Design Notification System

1. Requirements

Functional

Deliver user-targeted notifications across channels: mobile push (FCM/APNs), email (SMTP provider), SMS (Twilio-class), and optional in-app inbox.
Support transactional triggers (password reset) and product events (new follower); optional scheduled campaigns with segmentation.
Per-user channel preferences, quiet hours, frequency caps, and opt-in/out with legal compliance (unsubscribe).
At-least-once delivery to external providers; dedupe visible duplicates within a time window.
Track delivery state: queued, sent, delivered, opened (where channel supports), failed with reason.

Non-Functional

Scale: 50M users; peak 5k notification fan-out requests/s into the system; providers absorb millions device deliveries with their own scale.
Latency: enqueue p99 under 100 ms; push to device within seconds for real-time class; batch campaigns may defer minutes.
Availability: 99.95% for ingestion API; downstream providers have separate SLAs.
Consistency: preferences strongly consistent per user update; delivery logs eventual for analytics.
Durability: no silent drop—every accepted notification must be persisted until acknowledged or dead-lettered.

Out of Scope

Full marketing automation visual builder.
On-device notification rendering and rich media composition beyond payload templates.
In-house SMTP infrastructure (use SES/SendGrid).
End-to-end encryption of notification body for push (payload visible to Google/Apple).

2. Back-of-Envelope Estimations

Assume 50M MAU, average 3 notification-worthy events per user per week ~ 21M notifications/week ~ 3M/day average.

Ingest: 3M / 86,400 ~ 35/s average; campaign spikes 500/s; major incidents 5k/s enqueue.
Fan-out: one event may target 1 user or 1M (broadcast).
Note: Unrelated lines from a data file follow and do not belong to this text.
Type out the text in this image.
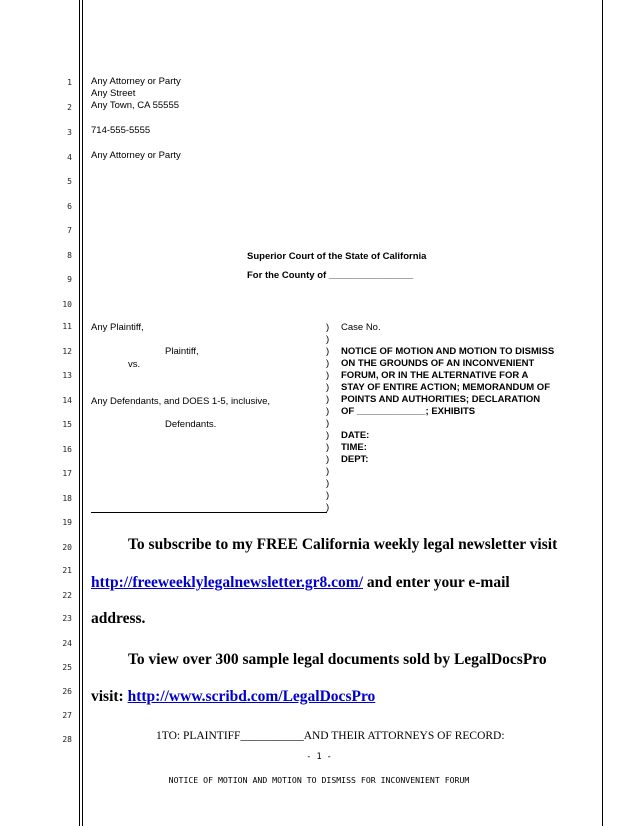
1
2
3
4
5
6
7
8
9
10
11
12
13
14
15
16
17
18
19
20
21
22
23
24
25
26
27
28
Any Attorney or Party
Any Street
Any Town, CA 55555
714-555-5555
Any Attorney or Party
Superior Court of the State of California
For the County of ________________
Any Plaintiff,
Plaintiff,
vs.
Any Defendants, and DOES 1-5, inclusive,
Defendants.
)
)
)
)
)
)
)
)
)
)
)
)
)
)
)
)
Case No.
NOTICE OF MOTION AND MOTION TO DISMISS
ON THE GROUNDS OF AN INCONVENIENT
FORUM, OR IN THE ALTERNATIVE FOR A
STAY OF ENTIRE ACTION; MEMORANDUM OF
POINTS AND AUTHORITIES; DECLARATION
OF _____________; EXHIBITS
DATE:
TIME:
DEPT:
To subscribe to my FREE California weekly legal newsletter visit
http://freeweeklylegalnewsletter.gr8.com/ and enter your e-mail
address.
To view over 300 sample legal documents sold by LegalDocsPro
visit: http://www.scribd.com/LegalDocsPro
1TO: PLAINTIFF___________AND THEIR ATTORNEYS OF RECORD:
- 1 -
NOTICE OF MOTION AND MOTION TO DISMISS FOR INCONVENIENT FORUM
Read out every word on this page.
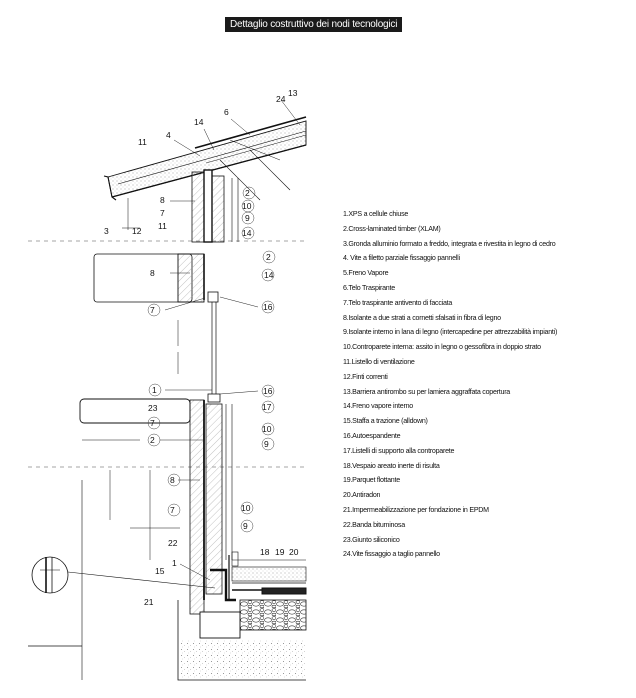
Dettaglio costruttivo dei nodi tecnologici
24
13
6
14
11
4
8
7
11
3	12
2
10
9
14
2
8	14
7	16
1	16
23	17
7
10
2	9
8
10
7
9
22
1
15
18 19 20
21
1.XPS a cellule chiuse
2.Cross-laminated timber (XLAM)
3.Gronda alluminio formato a freddo, integrata e rivestita in legno di cedro
4. Vite a filetto parziale fissaggio pannelli
5.Freno Vapore
6.Telo Traspirante
7.Telo traspirante antivento di facciata
8.Isolante a due strati a cornetti sfalsati in fibra di legno
9.Isolante interno in lana di legno (intercapedine per attrezzabilità impianti)
10.Controparete interna: assito in legno o gessofibra in doppio strato
11.Listello di ventilazione
12.Finti correnti
13.Barriera antirombo su per lamiera aggraffata copertura
14.Freno vapore interno
15.Staffa a trazione (alldown)
16.Autoespandente
17.Listelli di supporto alla controparete
18.Vespaio areato inerte di risulta
19.Parquet flottante
20.Antiradon
21.Impermeabilizzazione per fondazione in EPDM
22.Banda bituminosa
23.Giunto siliconico
24.Vite fissaggio a taglio pannello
Segmented campaigns use precomputed audience batches—avoid naive O(N) joins at send time.
Storage: 3M rows/day * 2 KB metadata ~ 6 GB/day; 90-day retention ~ 550 GB in cold store + hot index.
Push provider egress: mostly outbound HTTPS to FCM/APNs; bandwidth dominated by JSON payloads—negligible vs image-heavy systems.
Queue depth: at 5k/s sustained for 60s = 300k messages; size ~ 600 MB if 2 KB each—Kafka partition planning needs headroom.

3. API Design

POST /v1/notifications
Authorization: Bearer <service-token>
Body: {
  "templateId": "password_reset",
  "userId": "u_123",
  "channels": ["push", "email"],
  "variables": { "resetLink": "https://..." },
  "priority": "high",
  "dedupeKey": "pwd-reset-u_123-20260429"
}
-> 202 { "notificationId": "n_abc", "status": "queued" }

GET /v1/users/{userId}/notification-preferences
-> 200 { "push": true, "email": true, "sms": false, "quietHours": { "start": "22:00", "end": "07:00", "tz": "America/Los_Angeles" } }

PATCH /v1/users/{userId}/notification-preferences
Body: { "push": false }
-> 204

Worker internal

gRPC RenderAndDispatch(RenderRequest) -> includes resolved template, channel-specific payload bytes.

Webhooks from providers:

POST /v1/webhooks/fcm
Body: { "messageId": "...", "event": "delivered" }

4. Data Model

Entities

notification: id, user_id, template_id, channels[], variables JSON, status, created_at, dedupe_key (unique partial).
delivery_attempt: notification_id, channel, provider_message_id, state, error_code, timestamp.
user_preferences: user_id PK, flags per channel, quiet hours, locale.
device_token: user_id, platform, token, last_seen, invalidated_at — for FCM/APNs mapping.

Database choice

PostgreSQL for relational integrity between users and preferences; use JSONB for flexible quiet-hour rules.
High write logs: partition delivery_attempt by month or use Cassandra / BigQuery sink from Kafka for analytics scale.

Templates

Store in Git-backed CMS or S3 versioned JSON + Handlebars; render service pulls by templateId version — vs DB blobs for non-dev edits only.

Indexes

(user_id, created_at DESC) for inbox APIs.
Unique (dedupe_key) where not null.

Why Kafka vs RabbitMQ for queue

Kafka: replay, retention, multiple consumer groups (render vs analytics). Rabbit: classic task queues with lower ops for moderate volume — pick Kafka when replay and throughput dominate (message queues).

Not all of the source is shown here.